Real estate market and interest rate rise in the United States

The Fed of the US Federal Reserve is on the table this week, and I do not think the situation is “never” so good. The market has expectations and justifications both for and against raising interest rates. Generally speaking, the rise in interest rates is a good thing as it in a way discounts inflation and economic growth (especially the rising yield curve). At present, however, the world is struggling with the deflation wave, so it is very difficult to see interest rates rise. If the Fed were to raise the key interest rate, it would have an impact on growth and market, and then long-term interest rates should fall. In Europe, interest rates can not and should not rise. If the level of interest rates in the southern European countries rises too high, the entire euro project is in jeopardy. The biggest technical threat to Fed’s interest rate rises is that, that the emerging markets and China sell large volumes of US Treasury and euro-denominated loans to defend their currency (currency swaps). This would probably be temporary, and such turbulences generally result in currencies and interest rates, such as the US dollar and the euro, being held safe haven.
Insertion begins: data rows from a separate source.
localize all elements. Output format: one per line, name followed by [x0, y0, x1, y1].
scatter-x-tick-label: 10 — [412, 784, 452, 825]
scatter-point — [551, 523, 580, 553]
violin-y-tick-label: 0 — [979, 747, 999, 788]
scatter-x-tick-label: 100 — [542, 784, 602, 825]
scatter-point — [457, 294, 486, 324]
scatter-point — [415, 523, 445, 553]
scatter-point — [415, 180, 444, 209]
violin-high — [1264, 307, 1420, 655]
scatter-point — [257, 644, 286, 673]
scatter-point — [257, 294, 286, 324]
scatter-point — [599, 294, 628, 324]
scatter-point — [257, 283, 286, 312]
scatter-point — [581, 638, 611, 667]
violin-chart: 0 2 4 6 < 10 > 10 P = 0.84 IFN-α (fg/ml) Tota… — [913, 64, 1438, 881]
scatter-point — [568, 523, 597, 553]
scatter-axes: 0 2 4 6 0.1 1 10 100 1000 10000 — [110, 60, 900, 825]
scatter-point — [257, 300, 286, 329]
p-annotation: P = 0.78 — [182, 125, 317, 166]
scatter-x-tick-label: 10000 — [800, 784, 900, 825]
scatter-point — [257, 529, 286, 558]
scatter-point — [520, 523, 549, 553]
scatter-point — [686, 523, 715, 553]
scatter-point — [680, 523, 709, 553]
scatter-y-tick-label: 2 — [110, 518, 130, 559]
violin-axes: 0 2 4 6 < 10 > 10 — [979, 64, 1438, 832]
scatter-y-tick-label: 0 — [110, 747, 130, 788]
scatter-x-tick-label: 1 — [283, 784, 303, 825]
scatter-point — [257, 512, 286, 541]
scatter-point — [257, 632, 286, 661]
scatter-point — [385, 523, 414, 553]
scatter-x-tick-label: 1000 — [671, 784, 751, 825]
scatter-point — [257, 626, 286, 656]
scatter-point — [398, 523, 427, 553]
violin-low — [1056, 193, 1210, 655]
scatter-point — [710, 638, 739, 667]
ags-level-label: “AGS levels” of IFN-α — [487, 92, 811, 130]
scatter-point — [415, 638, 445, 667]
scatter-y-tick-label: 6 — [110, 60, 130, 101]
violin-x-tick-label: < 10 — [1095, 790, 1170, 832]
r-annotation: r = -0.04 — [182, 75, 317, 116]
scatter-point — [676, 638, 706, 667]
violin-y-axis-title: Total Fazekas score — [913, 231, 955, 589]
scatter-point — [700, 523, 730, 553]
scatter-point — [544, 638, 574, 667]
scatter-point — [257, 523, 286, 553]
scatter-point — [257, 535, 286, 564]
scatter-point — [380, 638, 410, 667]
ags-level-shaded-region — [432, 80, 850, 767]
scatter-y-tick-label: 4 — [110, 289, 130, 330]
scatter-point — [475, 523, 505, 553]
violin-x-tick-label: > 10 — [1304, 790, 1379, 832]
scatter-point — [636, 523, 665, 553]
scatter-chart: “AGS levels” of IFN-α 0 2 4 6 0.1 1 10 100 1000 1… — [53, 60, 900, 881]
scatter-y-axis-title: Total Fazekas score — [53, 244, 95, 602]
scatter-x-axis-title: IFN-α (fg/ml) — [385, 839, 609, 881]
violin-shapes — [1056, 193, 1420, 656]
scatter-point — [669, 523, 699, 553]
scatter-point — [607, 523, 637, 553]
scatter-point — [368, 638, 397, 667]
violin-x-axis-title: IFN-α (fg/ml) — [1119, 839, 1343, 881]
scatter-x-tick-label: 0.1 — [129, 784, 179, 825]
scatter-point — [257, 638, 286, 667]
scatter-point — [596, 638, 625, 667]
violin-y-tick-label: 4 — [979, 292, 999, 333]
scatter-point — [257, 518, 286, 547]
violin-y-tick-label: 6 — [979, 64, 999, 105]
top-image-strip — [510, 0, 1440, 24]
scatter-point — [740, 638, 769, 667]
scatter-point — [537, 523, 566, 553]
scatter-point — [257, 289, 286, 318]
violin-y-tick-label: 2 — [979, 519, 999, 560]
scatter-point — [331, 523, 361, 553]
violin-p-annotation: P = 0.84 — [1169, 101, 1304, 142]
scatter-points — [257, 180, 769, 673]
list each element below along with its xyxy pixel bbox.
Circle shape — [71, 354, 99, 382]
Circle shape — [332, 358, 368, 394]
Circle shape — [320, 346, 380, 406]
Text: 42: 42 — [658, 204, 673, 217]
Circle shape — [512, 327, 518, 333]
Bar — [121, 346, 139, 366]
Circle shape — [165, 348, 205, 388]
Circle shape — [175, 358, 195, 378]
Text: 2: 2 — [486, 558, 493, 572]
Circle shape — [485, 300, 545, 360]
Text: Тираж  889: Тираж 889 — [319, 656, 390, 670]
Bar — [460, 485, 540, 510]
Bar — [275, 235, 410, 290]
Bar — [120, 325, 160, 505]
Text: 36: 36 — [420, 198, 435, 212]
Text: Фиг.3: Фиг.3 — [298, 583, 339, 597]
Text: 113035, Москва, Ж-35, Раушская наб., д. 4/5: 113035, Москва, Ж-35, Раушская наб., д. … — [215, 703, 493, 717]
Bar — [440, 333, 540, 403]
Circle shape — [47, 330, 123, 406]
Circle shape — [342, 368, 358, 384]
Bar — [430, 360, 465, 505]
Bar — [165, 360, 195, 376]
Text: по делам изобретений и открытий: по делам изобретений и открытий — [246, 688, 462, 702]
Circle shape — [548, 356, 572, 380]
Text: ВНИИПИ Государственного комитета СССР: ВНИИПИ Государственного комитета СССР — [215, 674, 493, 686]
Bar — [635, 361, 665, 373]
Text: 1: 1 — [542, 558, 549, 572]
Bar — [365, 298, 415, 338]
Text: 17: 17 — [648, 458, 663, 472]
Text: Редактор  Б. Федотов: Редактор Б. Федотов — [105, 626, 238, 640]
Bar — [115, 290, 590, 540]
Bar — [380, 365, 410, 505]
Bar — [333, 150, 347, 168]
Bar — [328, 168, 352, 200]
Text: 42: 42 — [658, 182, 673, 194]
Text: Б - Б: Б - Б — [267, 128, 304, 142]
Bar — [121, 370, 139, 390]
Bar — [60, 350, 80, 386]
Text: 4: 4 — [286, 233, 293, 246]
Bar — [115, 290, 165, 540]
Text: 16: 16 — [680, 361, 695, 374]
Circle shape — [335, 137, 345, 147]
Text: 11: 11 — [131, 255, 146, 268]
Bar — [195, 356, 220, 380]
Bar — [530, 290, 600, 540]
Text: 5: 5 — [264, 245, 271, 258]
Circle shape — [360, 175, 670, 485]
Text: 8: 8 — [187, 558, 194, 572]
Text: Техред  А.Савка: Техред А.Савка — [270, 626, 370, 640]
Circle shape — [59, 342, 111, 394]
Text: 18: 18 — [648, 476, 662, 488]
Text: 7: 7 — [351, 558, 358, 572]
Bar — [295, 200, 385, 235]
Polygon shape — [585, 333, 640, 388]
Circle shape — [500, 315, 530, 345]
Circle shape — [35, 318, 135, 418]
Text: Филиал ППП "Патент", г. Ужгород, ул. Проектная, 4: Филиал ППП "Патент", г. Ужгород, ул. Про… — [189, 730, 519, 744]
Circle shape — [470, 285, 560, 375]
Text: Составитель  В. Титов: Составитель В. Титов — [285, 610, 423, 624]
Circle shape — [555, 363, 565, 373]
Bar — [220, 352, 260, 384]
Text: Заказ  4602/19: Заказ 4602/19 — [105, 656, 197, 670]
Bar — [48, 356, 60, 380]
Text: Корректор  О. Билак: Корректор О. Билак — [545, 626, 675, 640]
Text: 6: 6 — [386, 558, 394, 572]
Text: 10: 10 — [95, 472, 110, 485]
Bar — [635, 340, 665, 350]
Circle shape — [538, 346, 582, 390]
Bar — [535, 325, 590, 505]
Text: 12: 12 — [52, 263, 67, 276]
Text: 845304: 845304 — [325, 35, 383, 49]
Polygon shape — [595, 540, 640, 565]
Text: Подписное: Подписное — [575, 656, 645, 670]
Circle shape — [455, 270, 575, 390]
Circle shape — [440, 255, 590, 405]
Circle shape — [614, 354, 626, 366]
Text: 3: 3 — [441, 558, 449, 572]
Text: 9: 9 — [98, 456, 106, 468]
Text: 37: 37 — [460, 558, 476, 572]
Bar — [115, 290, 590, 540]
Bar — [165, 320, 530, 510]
Short-term interest rates, which usually frustrate investors and result in some REIT * sales, and lead to a positive correlation between interest rates and REITs, are usually provisional. Empirical studies (the figure below from the NAREIT summaries of 1995), to which we have previously referred to, indicate that REITs will remedy any weaker development in about 6 to 12 months. This was the case, for example, after the “taper” crisis of 2013, when the Governor of the United States of America referred to the gradual cessation of QE, ie quantitative recovery. At that time, REITs fell temporarily and returned during the next year. The next two years gave a good about 9.5% annual return to the investor,

Property in the Current Situation Interesting Property

Class In the long term, interest rate swing or thinking is not so important to a real estate investor or a REIT investor than for an active stock or fixed asset manager, for example. Interest rates will rise and fall, short-term profit-making will come and go, but the mass of tens of thousands of real estate below and its lease stream in the broader REIT portfolio will “force” the value of the portfolio upwardly without interest, as long as the principle operates.

The pathetic REIT investor can now also take advantage of the opportunity and buy a decent, decentralized, excellent “yield” and “hard asset” category during this correction. Central banks are “liquidity money” and have to react to rising long-term interest rates like Japan. The more the QE (monetary policy revitalization) the more the world moves, the liquidity of capital that is seeking returns. Real estate market yield levels are very high at this level (excluding some prime CBD markets). I would still like to see that the real estate market is the most interesting asset class of all options, especially if it can be purchased in a decentralized and liquidated manner, for example, through a smartly diversified REIT fund portfolio.